Physical Symptoms of Anxiety
Symptoms of anxiety often include:
- Fear about approaching crisis
- Overall aches or discomfort in your body
- Depression and loss of interest in activities or daily life
- Feeling as if you’re coming out of your skin
- A thumping heart or difficulty breathing typically connected to panic attacks
But chronic anxiety doesn’t always manifest in the ways that you would predict. In fact, there are some rather interesting ways that anxiety could actually end up affecting things as apparently obscure as your hearing. For instance, anxiety has been linked to:
- Dizziness: Dizziness, which can also be related to the ears, is commonly a symptom of persistent anxiety. Do not forget, your sense of balance is governed by the ears (there are these three tubes in your inner ears that are regulating the sense of balance).
- High Blood Pressure: And a few of the consequences of anxiety are not at all unexpected. In this case, we’re talking about elevated blood pressure. Known scientifically as hypertension, high blood pressure can have many negative secondary effects on your body. It’s certainly not good. Dizziness, hearing loss and tinnitus can also be triggered by high blood pressure.
- Tinnitus: Are you aware that stress not only exacerbates the ringing in your ears but that it can also be responsible for the onset of that ringing. This is called tinnitus (which can itself be caused by numerous other factors). In some circumstances, the ears can feel clogged or blocked (it’s staggering what anxiety can do).
Hearing Loss And Anxiety
Since this is a hearing website, we typically tend to focus on, well, the ears. And your how well to hear. So let’s talk a bit about how anxiety impacts your hearing.
To start with, there’s the isolation. When a person has hearing loss, tinnitus or even balance issues, they often withdraw from social contact. You may have seen this in your own relatives. Perhaps one of your parents got tired of asking you to repeat yourself, or didn’t want to deal with the embarrassment of not understanding and so they stopped talking so much. The same holds true for balance problems. It may influence your ability to drive or even walk, which can be embarrassing to admit to friends and family.
Social isolation is also connected to anxiety and depression for other reasons. Usually, you’re not going to be around anyone if you aren’t feeling like yourself. Unfortunately, this can be something of a loop where one feeds into the other. That sense of solitude can set in quickly and it can result in a number of other, closely related issues, such as decline of cognitive function.

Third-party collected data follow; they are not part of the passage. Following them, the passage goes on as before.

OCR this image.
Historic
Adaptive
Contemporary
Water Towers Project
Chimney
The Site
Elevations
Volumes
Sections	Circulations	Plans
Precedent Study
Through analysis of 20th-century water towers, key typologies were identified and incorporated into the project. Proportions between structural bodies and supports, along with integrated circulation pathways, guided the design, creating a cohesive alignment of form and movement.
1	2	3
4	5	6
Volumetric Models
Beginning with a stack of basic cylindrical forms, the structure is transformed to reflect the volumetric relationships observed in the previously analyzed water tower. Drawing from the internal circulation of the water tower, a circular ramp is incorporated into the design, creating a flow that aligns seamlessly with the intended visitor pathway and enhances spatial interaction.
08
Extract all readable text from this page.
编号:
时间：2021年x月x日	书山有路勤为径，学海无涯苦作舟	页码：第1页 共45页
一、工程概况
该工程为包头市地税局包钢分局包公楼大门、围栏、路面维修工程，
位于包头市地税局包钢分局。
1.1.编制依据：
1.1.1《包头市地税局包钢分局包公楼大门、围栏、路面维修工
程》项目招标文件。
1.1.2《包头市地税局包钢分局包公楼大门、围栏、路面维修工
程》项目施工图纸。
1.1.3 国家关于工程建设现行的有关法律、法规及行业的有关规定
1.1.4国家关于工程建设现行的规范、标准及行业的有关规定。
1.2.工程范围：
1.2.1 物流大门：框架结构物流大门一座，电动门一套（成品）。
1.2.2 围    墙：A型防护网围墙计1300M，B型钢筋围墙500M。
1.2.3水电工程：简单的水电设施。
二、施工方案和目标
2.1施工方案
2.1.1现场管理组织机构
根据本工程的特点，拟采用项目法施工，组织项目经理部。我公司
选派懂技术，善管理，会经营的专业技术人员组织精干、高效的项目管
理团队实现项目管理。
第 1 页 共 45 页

For somebody who deals with anxiety and hearing loss, fighting against that move toward isolation can be even more difficult.
Figuring Out How to Properly Manage Your Hearing Loss Troubles
Tinnitus, hearing loss, anxiety and isolation can all feed each other. That’s why finding the correct treatment is so crucial.
All of the symptoms for these disorders can be helped by obtaining treatment for your tinnitus and hearing loss. And when it comes to depression and anxiety, connecting with others who can relate can be really helpful. Chronic anxiety is more serious when there is a strong sense of separation and treating the symptoms can help with that. Talk to your general practitioner and hearing specialist to examine your possibilities for treatment. Depending on what your hearing test shows, the right treatment for hearing loss or tinnitus could involve hearing aids. And for anxiety, medication and other kinds of therapy may be required. Cognitive-behavioral therapy has also been shown to help manage tinnitus.
Here’s to Your Health
We understand that your mental and physical health can be severely affected by anxiety.
Isolation and cognitive decline have also been recognized as a consequence of hearing loss. When you add anxiety to the recipe, it makes for a very difficult situation. Luckily, we have treatments for both conditions, and obtaining that treatment can make a huge, positive difference. Anxiety doesn’t have to have permanent effects on your body and the impact of anxiety on your body can be reversed. The key is finding treatment as soon as you can.